We are currently finding ourselves in the part of the year when the days are shortest. Do you find yourself wanting to sleep more? Are you feeling less energetic and putting on a little weight? What happens in this time of year is that we have less exposure to sunlight, which means that we make less Vitamin D, which in turn means that our bodies are starting to produce RT3 (reverse active thyroid hormone) instead of T3 (active thyroid hormone). RT3 acts like a brake on the metabolism – which makes perfect sense in winter, when we need to conserve our stores and don’t burn up fuel trying to hunt and gather food.

I actually think that the pineal gland – a tiny gland right in the middle of the brain that responds to light and runs most of our daily, lunar and yearly cycles – is involved, but the pineal gland is still very much a medical mystery, with hormones as yet undiscovered and the discovered ones yet to find out what they do. So let’s give medical research a couple of decades to back this statement up ;).

So if the above is your situation, you’re in tune with the season! Don’t worry, once the days lengthen, you’ll pick up again, get active and lose that extra bit of weight. Do what the people resident in the Northern hemisphere do in midwinter: Have a rest!! This is why they invented midwinter holidays.
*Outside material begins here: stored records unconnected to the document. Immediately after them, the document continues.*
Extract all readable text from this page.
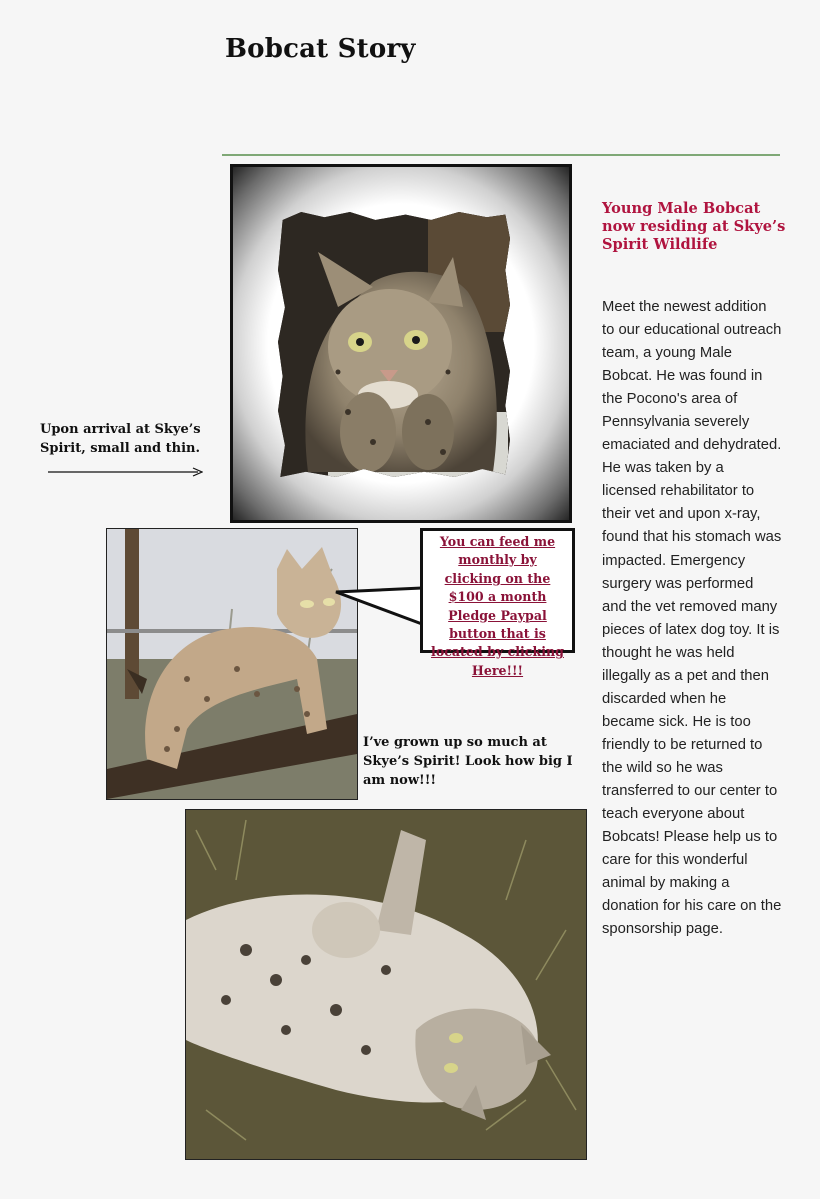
Bobcat Story
Upon arrival at Skye’s Spirit, small and thin.
You can feed me monthly by clicking on the $100 a month Pledge Paypal button that is located by clicking Here!!!
I’ve grown up so much at Skye’s Spirit! Look how big I am now!!!
Young Male Bobcat now residing at Skye’s Spirit Wildlife
Meet the newest addition to our educational outreach team, a young Male Bobcat. He was found in the Pocono's area of Pennsylvania severely emaciated and dehydrated. He was taken by a licensed rehabilitator to their vet and upon x-ray, found that his stomach was impacted. Emergency surgery was performed and the vet removed many pieces of latex dog toy. It is thought he was held illegally as a pet and then discarded when he became sick. He is too friendly to be returned to the wild so he was transferred to our center to teach everyone about Bobcats! Please help us to care for this wonderful animal by making a donation for his care on the sponsorship page.
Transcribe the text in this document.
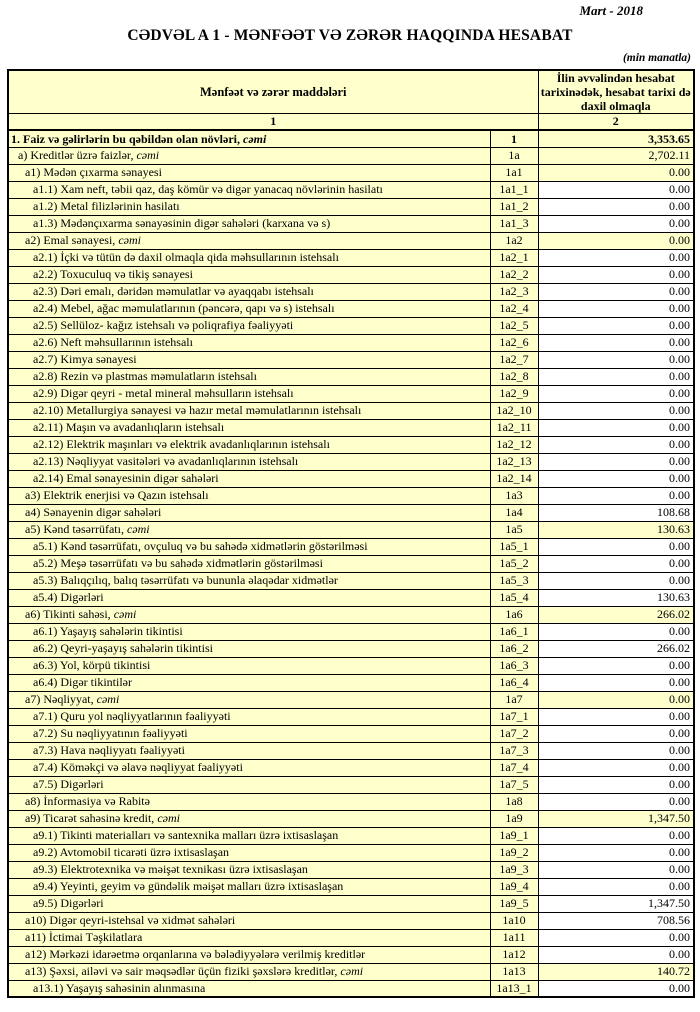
Mart - 2018
CƏDVƏL A 1 - MƏNFƏƏT VƏ ZƏRƏR HAQQINDA HESABAT
(min manatla)
Mənfəət və zərər maddələri		İlin əvvəlindən hesabat tarixinədək, hesabat tarixi də daxil olmaqla
1		2
1. Faiz və gəlirlərin bu qəbildən olan növləri, cəmi	1	3,353.65
a) Kreditlər üzrə faizlər, cəmi	1a	2,702.11
a1) Mədən çıxarma sənayesi	1a1	0.00
a1.1) Xam neft, təbii qaz, daş kömür və digər yanacaq növlərinin hasilatı	1a1_1	0.00
a1.2) Metal filizlərinin hasilatı	1a1_2	0.00
a1.3) Mədənçıxarma sənayəsinin digər sahələri (karxana və s)	1a1_3	0.00
a2) Emal sənayesi, cəmi	1a2	0.00
a2.1) İçki və tütün də daxil olmaqla qida məhsullarının istehsalı	1a2_1	0.00
a2.2) Toxuculuq və tikiş sənayesi	1a2_2	0.00
a2.3) Dəri emalı, dəridən məmulatlar və ayaqqabı istehsalı	1a2_3	0.00
a2.4) Mebel, ağac məmulatlarının (pəncərə, qapı və s) istehsalı	1a2_4	0.00
a2.5) Sellüloz- kağız istehsalı və poliqrafiya fəaliyyəti	1a2_5	0.00
a2.6) Neft məhsullarının istehsalı	1a2_6	0.00
a2.7) Kimya sənayesi	1a2_7	0.00
a2.8) Rezin və plastmas məmulatların istehsalı	1a2_8	0.00
a2.9) Digər qeyri - metal mineral məhsulların istehsalı	1a2_9	0.00
a2.10) Metallurgiya sənayesi və hazır metal məmulatlarının istehsalı	1a2_10	0.00
a2.11) Maşın və avadanlıqların istehsalı	1a2_11	0.00
a2.12) Elektrik maşınları və elektrik avadanlıqlarının istehsalı	1a2_12	0.00
a2.13) Nəqliyyat vasitələri və avadanlıqlarının istehsalı	1a2_13	0.00
a2.14) Emal sənayesinin digər sahələri	1a2_14	0.00
a3) Elektrik enerjisi və Qazın istehsalı	1a3	0.00
a4) Sənayenin digər sahələri	1a4	108.68
a5) Kənd təsərrüfatı, cəmi	1a5	130.63
a5.1) Kənd təsərrüfatı, ovçuluq və bu sahədə xidmətlərin göstərilməsi	1a5_1	0.00
a5.2) Meşə təsərrüfatı və bu sahədə xidmətlərin göstərilməsi	1a5_2	0.00
a5.3) Balıqçılıq, balıq təsərrüfatı və bununla əlaqədar xidmətlər	1a5_3	0.00
a5.4) Digərləri	1a5_4	130.63
a6) Tikinti sahəsi, cəmi	1a6	266.02
a6.1) Yaşayış sahələrin tikintisi	1a6_1	0.00
a6.2) Qeyri-yaşayış sahələrin tikintisi	1a6_2	266.02
a6.3) Yol, körpü tikintisi	1a6_3	0.00
a6.4) Digər tikintilər	1a6_4	0.00
a7) Nəqliyyat, cəmi	1a7	0.00
a7.1) Quru yol nəqliyyatlarının fəaliyyəti	1a7_1	0.00
a7.2) Su nəqliyyatının fəaliyyəti	1a7_2	0.00
a7.3) Hava nəqliyyatı fəaliyyəti	1a7_3	0.00
a7.4) Köməkçi və əlavə nəqliyyat fəaliyyəti	1a7_4	0.00
a7.5) Digərləri	1a7_5	0.00
a8) İnformasiya və Rabitə	1a8	0.00
a9) Ticarət sahəsinə kredit, cəmi	1a9	1,347.50
a9.1) Tikinti materialları və santexnika malları üzrə ixtisaslaşan	1a9_1	0.00
a9.2) Avtomobil ticarəti üzrə ixtisaslaşan	1a9_2	0.00
a9.3) Elektrotexnika və məişət texnikası üzrə ixtisaslaşan	1a9_3	0.00
a9.4) Yeyinti, geyim və gündəlik məişət malları üzrə ixtisaslaşan	1a9_4	0.00
a9.5) Digərləri	1a9_5	1,347.50
a10) Digər qeyri-istehsal və xidmət sahələri	1a10	708.56
a11) İctimai Təşkilatlara	1a11	0.00
a12) Mərkəzi idarəetmə orqanlarına və bələdiyyələrə verilmiş kreditlər	1a12	0.00
a13) Şəxsi, ailəvi və sair məqsədlər üçün fiziki şəxslərə kreditlər, cəmi	1a13	140.72
a13.1) Yaşayış sahəsinin alınmasına	1a13_1	0.00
In Australia, we just keep going as if it were any other season, and then we wonder why we’re exhausted by Christmas.

Do make sure that you get yourself into natural daylight, having said that, especially if you are one of the people who has to work in a fully enclosed space lit by artificial light sources, getting to work and home in the dark. (Being of Danish origin, this is still a mystery to me – I guess in Denmark, sunlight is often in short supply due to the days being short in winter and/or the skies being overcast, and Danes have therefore become extremely good at building as to capture any stray sunlight in the vicinity.)

It is, of course, more complicated than that for a lot of people. RT3 can easily become too high, usually in times of extreme and prolonged stress. This leads to elevated stress hormones in the body, which favour T4 (the much more inactive thyroid hormone and precursor to T3 and RT3) converting into RT3 rather than T3. I think of this as the body’s way to force you to rest, as this really is the only cure for stress – remember stress is supposed to be short term! Also, if you have a latent underactive thyroid issue, it will often show up in winter, just by virtue of the fact that we need to create more heat in our bodies.
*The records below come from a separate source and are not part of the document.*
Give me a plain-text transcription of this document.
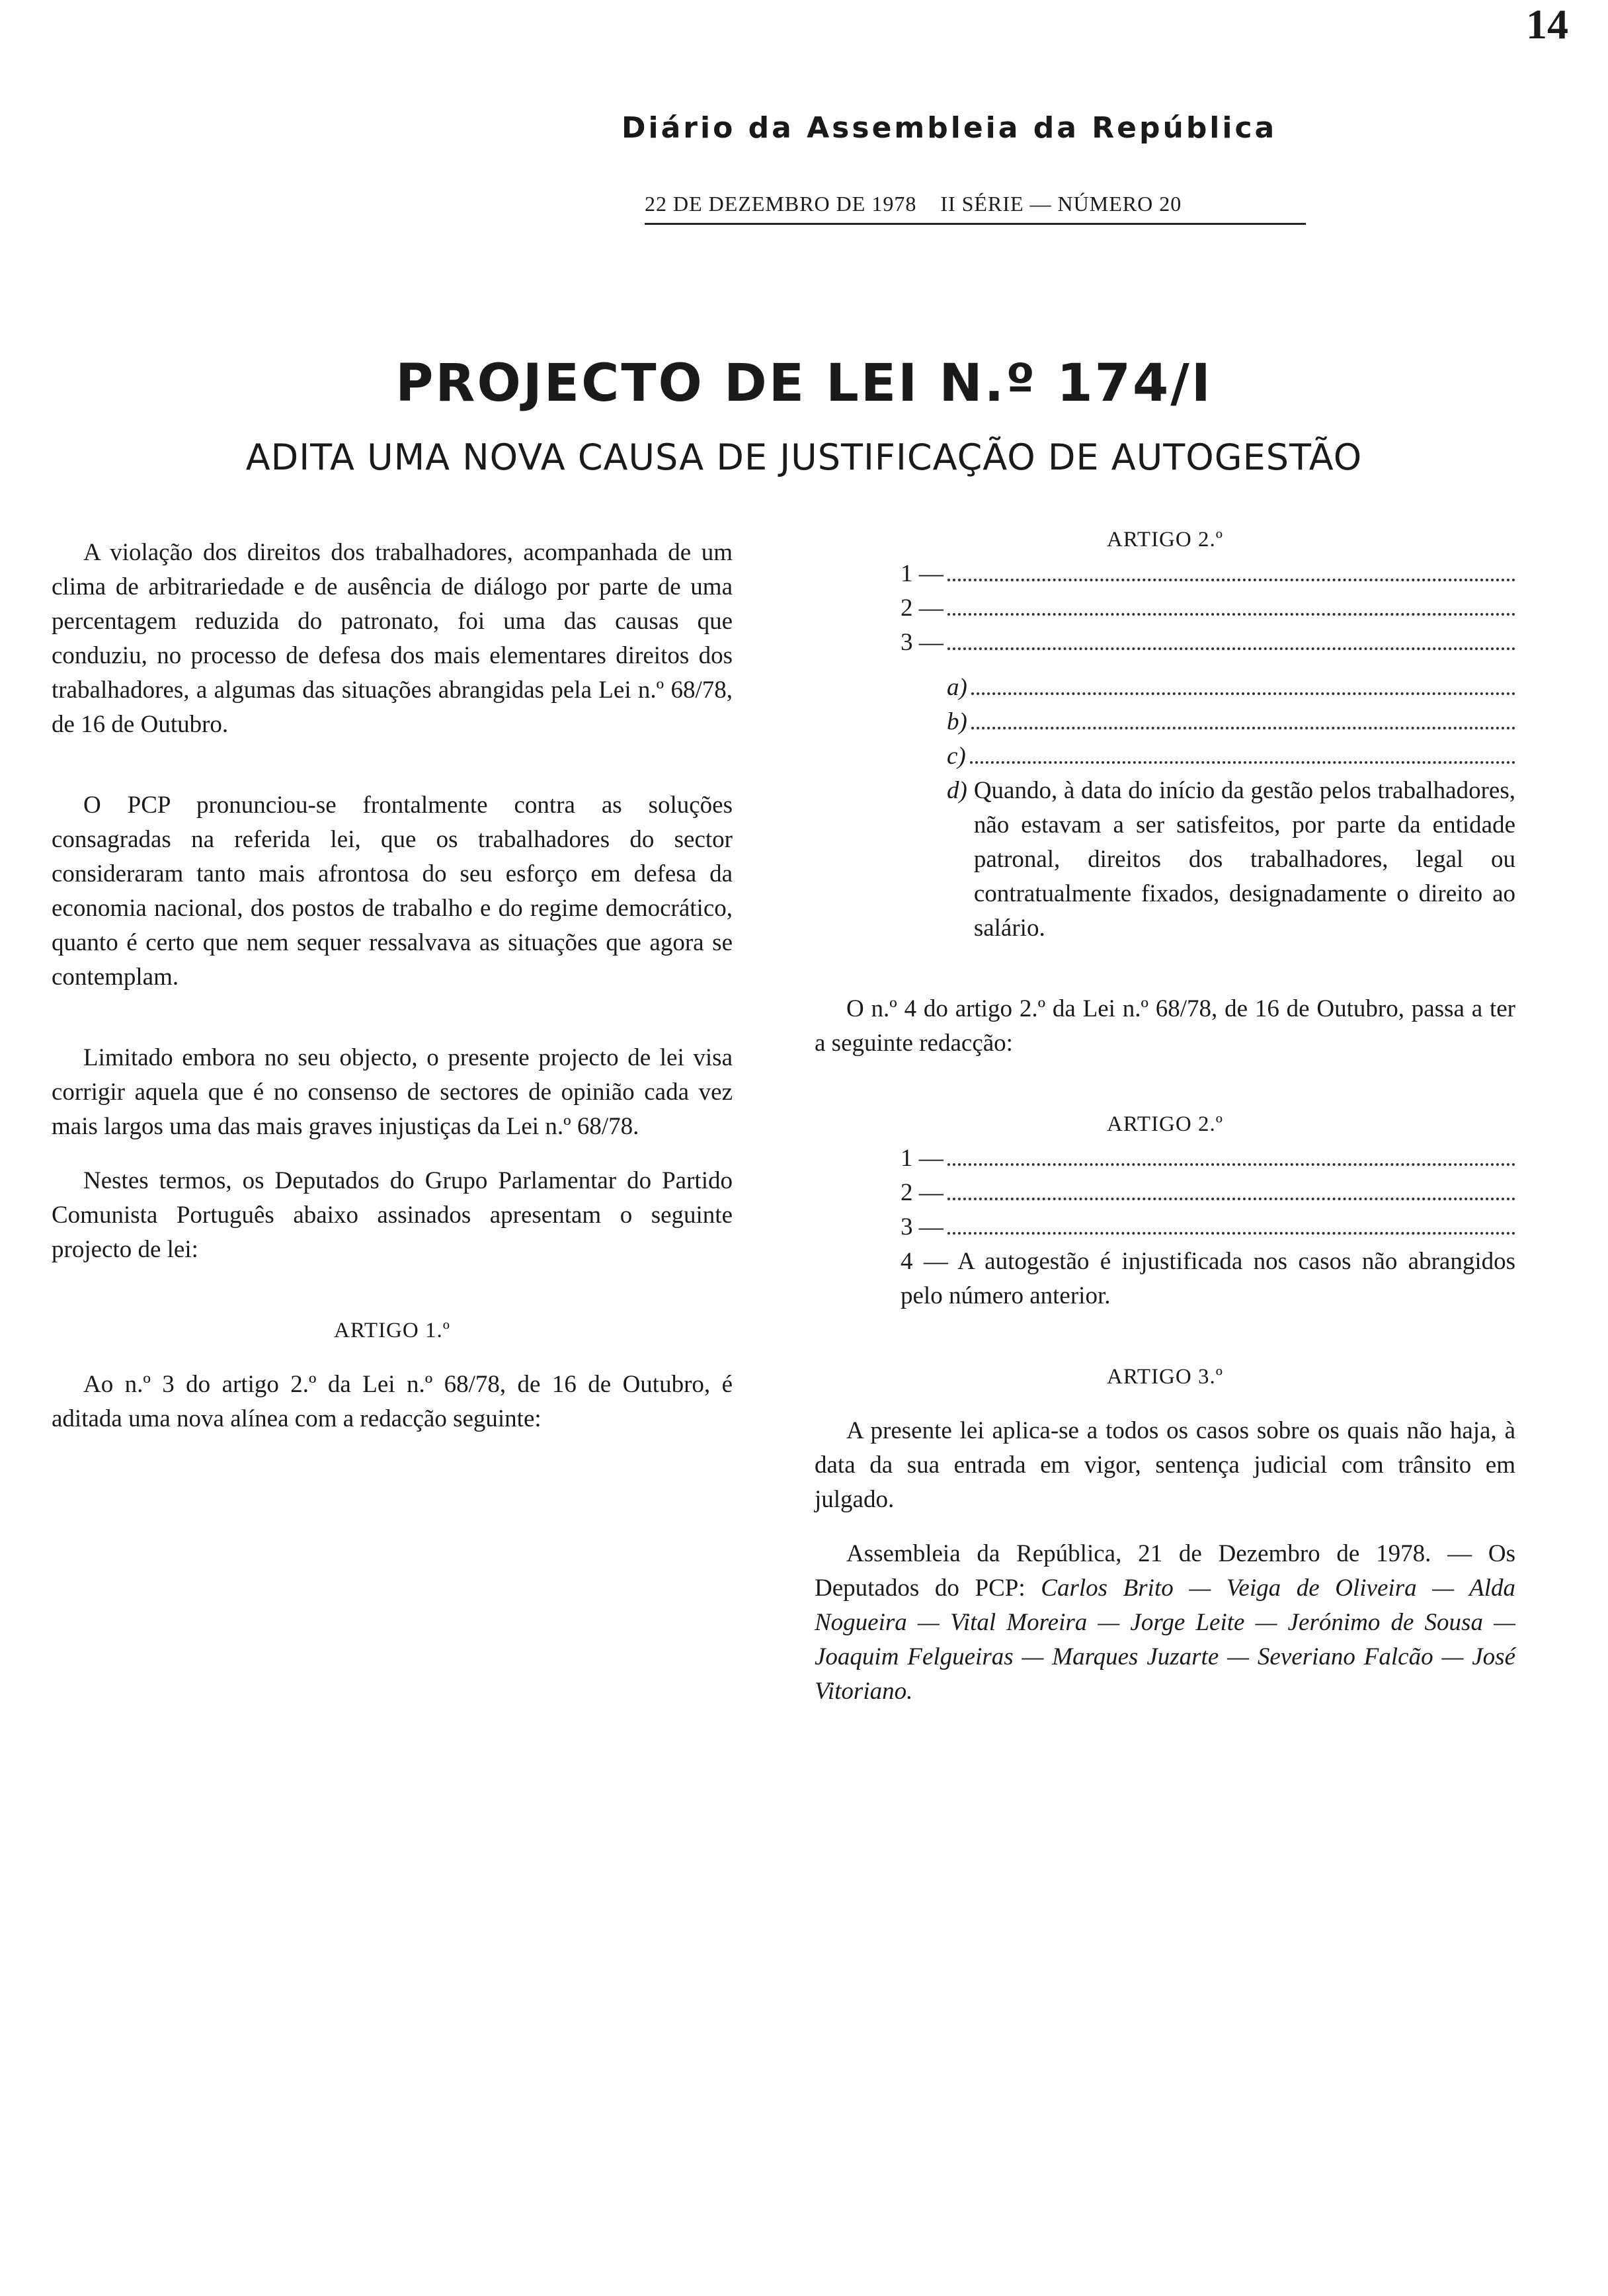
14
Diário da Assembleia da República
22 DE DEZEMBRO DE 1978 II SÉRIE — NÚMERO 20
PROJECTO DE LEI N.º 174/I
ADITA UMA NOVA CAUSA DE JUSTIFICAÇÃO DE AUTOGESTÃO

A violação dos direitos dos trabalhadores, acompanhada de um clima de arbitrariedade e de ausência de diálogo por parte de uma percentagem reduzida do patronato, foi uma das causas que conduziu, no processo de defesa dos mais elementares direitos dos trabalhadores, a algumas das situações abrangidas pela Lei n.º 68/78, de 16 de Outubro.

O PCP pronunciou-se frontalmente contra as soluções consagradas na referida lei, que os trabalhadores do sector consideraram tanto mais afrontosa do seu esforço em defesa da economia nacional, dos postos de trabalho e do regime democrático, quanto é certo que nem sequer ressalvava as situações que agora se contemplam.

Limitado embora no seu objecto, o presente projecto de lei visa corrigir aquela que é no consenso de sectores de opinião cada vez mais largos uma das mais graves injustiças da Lei n.º 68/78.

Nestes termos, os Deputados do Grupo Parlamentar do Partido Comunista Português abaixo assinados apresentam o seguinte projecto de lei:

ARTIGO 1.º

Ao n.º 3 do artigo 2.º da Lei n.º 68/78, de 16 de Outubro, é aditada uma nova alínea com a redacção seguinte:

ARTIGO 2.º
1 —
2 —
3 —
a)
b)
c)
d) Quando, à data do início da gestão pelos trabalhadores, não estavam a ser satisfeitos, por parte da entidade patronal, direitos dos trabalhadores, legal ou contratualmente fixados, designadamente o direito ao salário.

O n.º 4 do artigo 2.º da Lei n.º 68/78, de 16 de Outubro, passa a ter a seguinte redacção:

ARTIGO 2.º
1 —
2 —
3 —
4 — A autogestão é injustificada nos casos não abrangidos pelo número anterior.
ARTIGO 3.º

A presente lei aplica-se a todos os casos sobre os quais não haja, à data da sua entrada em vigor, sentença judicial com trânsito em julgado.

Assembleia da República, 21 de Dezembro de 1978. — Os Deputados do PCP: Carlos Brito — Veiga de Oliveira — Alda Nogueira — Vital Moreira — Jorge Leite — Jerónimo de Sousa — Joaquim Felgueiras — Marques Juzarte — Severiano Falcão — José Vitoriano.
The tricky thing about RT3 is that it is not usually tested for in a thyroid blood test. It is, in fact, counted as a T3(!!). So if you have low thyroid symptoms (such as tired all the time, high cholesterol, depression, unexplained weight gain, cold-sensitivity, difficulties concentrating and remembering, hair loss ….) but your blood tests are “normal”, chances are RT3 is at fault!
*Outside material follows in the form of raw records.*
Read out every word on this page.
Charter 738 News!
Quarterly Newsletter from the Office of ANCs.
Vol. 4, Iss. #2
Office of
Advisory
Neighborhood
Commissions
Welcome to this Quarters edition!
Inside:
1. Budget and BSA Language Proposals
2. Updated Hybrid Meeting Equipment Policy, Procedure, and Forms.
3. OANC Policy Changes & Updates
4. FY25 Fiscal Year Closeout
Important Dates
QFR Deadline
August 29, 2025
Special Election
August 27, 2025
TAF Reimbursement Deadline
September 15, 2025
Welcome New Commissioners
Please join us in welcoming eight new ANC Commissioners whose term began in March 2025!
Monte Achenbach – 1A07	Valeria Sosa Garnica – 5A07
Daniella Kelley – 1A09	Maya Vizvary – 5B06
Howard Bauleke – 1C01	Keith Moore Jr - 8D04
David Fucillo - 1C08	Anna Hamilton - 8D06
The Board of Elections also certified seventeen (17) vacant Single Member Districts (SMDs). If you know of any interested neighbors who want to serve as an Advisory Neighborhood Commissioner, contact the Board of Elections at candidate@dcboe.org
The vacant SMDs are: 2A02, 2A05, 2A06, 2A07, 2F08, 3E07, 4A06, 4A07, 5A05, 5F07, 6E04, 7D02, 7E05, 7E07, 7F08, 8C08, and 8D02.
So what can you do to restore your RT3/T3 balance?


Get some sunlight every day.

Eat foods rich in iodine, such as seafood, seaweed, and rosemary (makes a nice tea, too).

Eat coconut oil.

Avoid the foods that are bad for your thyroid, such as gluten, unfermented soy foods and alcohol.

Avoid chlorine and fluoride (as found in tap water and toothpaste) as they displace the iodine from its place in the thyroid hormone molecule.

Address any issues that cause you stress, especially long-term stress (we can probably help with that).

Only do very gentle exercise. No heart-pounding, sweat-pouring activities, please! They will only deplete you further. Stick with walking, yoga, swimming and other gentle exercise.